Сосредоточение вселенной в одном существе, претворение одного существа
в божество - это и есть любовь.
Любовь - это приветствие, которое ангелы шлют звездам.
Как печальна душа, когда она опечалена любовью!
Как пусто вокруг, когда нет рядом существа, которое заполняет собою
весь мир! Как это верно, что любимое существо становится богом! Как понятно,
что бог возревновал бы, если бы он, отец всего сущего, не создал, - а ведь
это очевидно, - вселенную для души, а душу для любви.
Достаточно одной улыбки из-под белой креповой шляпки с лиловым бантом,
чтобы душа вступила в чертог мечты.
Бог за всем, но все скрывает бога. Вещи темны, живые творения
непроницаемы. Любить живое существо, значит проникнуть в его душу.
Иные мысли - те же молитвы. Есть мгновения, когда душа, независимо от
положения тела, - на коленях.
Разлученные возлюбленные обманывают разлуку множеством химер, которые,
однако, по-своему реальны. Им не дают видеться, они не могут переписываться;
тогда они изобретают таинственные средства общения. Они посылают друг другу
пение птиц, аромат цветов, детский смех, солнечный свет, вздохи ветра,
звездные лучи, весь мир. Что же тут такого? Все творения божий созданы для
того, чтобы служить любви. Любовь достаточно могущественна, чтобы обязать
всю природу передавать свои послания.
О весна! Ты - письмо, которое я ей пишу.
Будущее в гораздо большей степени принадлежит сердцу, нежели уму.
Любить - вот то единственное, что может завладеть вечностью и наполнить ее.

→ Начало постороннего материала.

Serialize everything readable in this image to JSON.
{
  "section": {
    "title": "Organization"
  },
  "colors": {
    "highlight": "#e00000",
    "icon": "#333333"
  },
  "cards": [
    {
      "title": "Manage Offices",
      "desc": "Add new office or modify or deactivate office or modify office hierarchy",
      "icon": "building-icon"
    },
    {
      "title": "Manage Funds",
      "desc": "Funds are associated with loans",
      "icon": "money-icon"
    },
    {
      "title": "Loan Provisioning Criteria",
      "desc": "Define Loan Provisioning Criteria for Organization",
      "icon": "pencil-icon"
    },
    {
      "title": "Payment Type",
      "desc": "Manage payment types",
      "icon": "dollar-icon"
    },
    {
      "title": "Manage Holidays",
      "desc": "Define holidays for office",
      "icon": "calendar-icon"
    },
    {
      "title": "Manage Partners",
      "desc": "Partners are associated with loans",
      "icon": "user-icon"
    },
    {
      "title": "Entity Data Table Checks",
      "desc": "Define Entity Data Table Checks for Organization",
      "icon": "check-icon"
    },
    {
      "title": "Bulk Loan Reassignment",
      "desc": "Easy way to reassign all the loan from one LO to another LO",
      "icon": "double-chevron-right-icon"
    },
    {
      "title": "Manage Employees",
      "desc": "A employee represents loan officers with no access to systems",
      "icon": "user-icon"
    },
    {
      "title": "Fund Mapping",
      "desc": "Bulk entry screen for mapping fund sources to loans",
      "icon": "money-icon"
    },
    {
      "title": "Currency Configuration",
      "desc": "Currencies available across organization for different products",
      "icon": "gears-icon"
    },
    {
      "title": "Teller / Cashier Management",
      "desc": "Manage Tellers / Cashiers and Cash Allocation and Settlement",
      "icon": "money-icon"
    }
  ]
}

Бесконечное требует неисчерпаемого.
В любви есть что-то от самой души. Она той же природы. Подобно душе,
она - божественная искра, подобно душе, она неуязвима, неделима,
неистребима. Это огненное средоточие, бессмертное и бесконечное, которое
ничто не может ограничить и ничто не может в нас погасить. Чувствуешь его
жар, пронизывающий до мозга костей, и видишь его сияние, достигающее глубины
небес.
О любовь! Обожание! Наслаждение двух душ, понимающих друг друга, двух
сердец, отдающихся друг другу, двух взглядов, проникающих друг в друга! Ведь
ты придешь, не правда ли, о счастье? Одинокие прогулки вдвоем! Дни
благословенные и лучезарные! Иногда мне грезилось, что время от времени от
жизни ангелов отделяются мгновения и спускаются на землю, чтобы пронестись
сквозь человеческую судьбу.
Бог ничего не может прибавить к счастью тех, кто любит друг друга,
кроме бесконечной длительности этого счастья. После жизни, полной любви, -
вечность, полная любви; это действительно продление ее; но увеличить самую
силу невыразимого счастья, которое любовь дает душе в этом мире, невозможно
даже для бога. Бог - это полнота неба; любовь - это полнота человеческого
существа.
Мы смотрим на звезду по двум причинам: потому, что она излучает свет, и
потому, что она непостижима. Но возле нас есть еще более нежное сияние и еще
более великая тайна - женщина!
У всех нас, кто бы мы ни были, есть существо, которым мы дышим.
Лишенные его, мы лишены воздуха, мы задыхаемся. И тогда - смерть. Умереть
из-за отсутствия любви - ужасно. Это смерть от удушья.
Когда любовь соединила и слила два существа в небесное и священное
единство, тайна жизни найдена ими; теперь они лишь две грани единой судьбы;
теперь они лишь два крыла единого духа. Любите, парите!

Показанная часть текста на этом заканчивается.